On 23 and 24 May 2011, Ireland will be examined by the UN Committee against Torture (UNCAT) to judge whether it is meeting its international human rights obligations to prevent torture or other cruel, inhumane or degrading treatment or punishment. IPRT, in conjunction with the Irish Council for Civil Liberties, have now published their joint shadow report, which was submitted to the UNCAT on 21st April 2011. The report highlights how Ireland is not meeting its obligations and makes a number of recommendations to the Government.
The report pays particular attention to Irish prisons, and makes a number of recommendations about the prison system, including:
- The State should take all necessary measures to improve conditions of detention, including reducing overcrowding and setting safe custody limits.
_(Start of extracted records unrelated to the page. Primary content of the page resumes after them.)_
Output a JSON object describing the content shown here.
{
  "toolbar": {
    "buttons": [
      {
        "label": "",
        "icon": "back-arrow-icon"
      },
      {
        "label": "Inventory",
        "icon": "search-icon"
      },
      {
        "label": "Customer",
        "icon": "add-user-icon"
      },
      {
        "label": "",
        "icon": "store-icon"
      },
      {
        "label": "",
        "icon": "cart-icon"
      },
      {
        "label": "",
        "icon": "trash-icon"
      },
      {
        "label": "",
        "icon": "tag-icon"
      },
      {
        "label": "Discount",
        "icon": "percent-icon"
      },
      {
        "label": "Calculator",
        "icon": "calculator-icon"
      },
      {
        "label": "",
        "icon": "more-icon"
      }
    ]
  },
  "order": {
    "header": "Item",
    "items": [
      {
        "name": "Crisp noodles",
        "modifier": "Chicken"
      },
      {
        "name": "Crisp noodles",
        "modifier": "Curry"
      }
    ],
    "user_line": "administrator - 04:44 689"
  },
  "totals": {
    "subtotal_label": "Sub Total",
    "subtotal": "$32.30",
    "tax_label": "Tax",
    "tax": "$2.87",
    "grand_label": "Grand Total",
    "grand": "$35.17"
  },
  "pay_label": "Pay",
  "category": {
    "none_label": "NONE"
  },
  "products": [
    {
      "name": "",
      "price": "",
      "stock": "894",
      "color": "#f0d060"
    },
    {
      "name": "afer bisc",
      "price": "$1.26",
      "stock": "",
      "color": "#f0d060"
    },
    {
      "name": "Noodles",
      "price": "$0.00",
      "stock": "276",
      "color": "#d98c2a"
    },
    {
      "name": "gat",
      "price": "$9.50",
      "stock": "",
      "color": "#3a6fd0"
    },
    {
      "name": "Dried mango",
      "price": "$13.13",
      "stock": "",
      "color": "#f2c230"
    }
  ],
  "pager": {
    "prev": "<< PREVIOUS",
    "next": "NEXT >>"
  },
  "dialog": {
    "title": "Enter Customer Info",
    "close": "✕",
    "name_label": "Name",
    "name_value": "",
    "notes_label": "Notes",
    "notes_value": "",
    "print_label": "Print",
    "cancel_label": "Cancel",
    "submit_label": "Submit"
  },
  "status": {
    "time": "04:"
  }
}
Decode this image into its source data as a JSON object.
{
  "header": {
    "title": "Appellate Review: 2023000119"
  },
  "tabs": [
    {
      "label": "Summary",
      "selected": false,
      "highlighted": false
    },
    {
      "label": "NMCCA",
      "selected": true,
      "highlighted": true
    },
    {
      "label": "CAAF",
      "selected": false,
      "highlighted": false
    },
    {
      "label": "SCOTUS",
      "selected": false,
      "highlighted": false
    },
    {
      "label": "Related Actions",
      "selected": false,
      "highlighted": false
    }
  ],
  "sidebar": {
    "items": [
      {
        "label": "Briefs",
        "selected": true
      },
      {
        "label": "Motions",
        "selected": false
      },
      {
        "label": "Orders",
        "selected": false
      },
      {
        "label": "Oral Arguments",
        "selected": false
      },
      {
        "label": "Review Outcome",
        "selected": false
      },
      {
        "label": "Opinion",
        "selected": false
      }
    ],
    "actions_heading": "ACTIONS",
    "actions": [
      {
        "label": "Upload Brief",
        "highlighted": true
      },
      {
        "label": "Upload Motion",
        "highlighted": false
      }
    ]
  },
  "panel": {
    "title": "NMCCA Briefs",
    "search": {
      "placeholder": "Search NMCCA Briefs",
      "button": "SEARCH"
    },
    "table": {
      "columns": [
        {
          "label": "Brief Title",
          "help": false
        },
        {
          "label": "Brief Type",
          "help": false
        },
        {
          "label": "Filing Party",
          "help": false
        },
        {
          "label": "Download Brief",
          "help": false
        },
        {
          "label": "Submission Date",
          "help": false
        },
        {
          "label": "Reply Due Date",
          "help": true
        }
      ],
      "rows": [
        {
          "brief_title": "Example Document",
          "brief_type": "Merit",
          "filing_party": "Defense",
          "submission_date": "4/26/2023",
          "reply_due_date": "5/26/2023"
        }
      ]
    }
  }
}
- The State must eradicate the “slopping out” of human waste in Irish prisons as a priority issue and set targets to meet this obligation. In the interim, the Irish Prison Service should introduce measures to minimise the effects of slopping out by conducting toilet patrols throughout the night.
- The placement of mentally-ill individuals in Irish prisons should cease.
- An independent prison complaints system must be established either through the prompt establishment of a Prisoner Ombudsman, or through amending or extending the remit of existing bodies.
- Drug-free units should be established across the prison estate and the State should ensure that non-drug using prisoners are not accommodated with known drug-users. A structured approach to reducing and eventually stopping prisoners’ dependency on drugs must be developed.
The report also contains information on rendition, refoulement, deportation, issues related to the Gardaí, deaths is custody and care, domestic violence, FGM, human trafficking, corporal punishment and mental health treatment.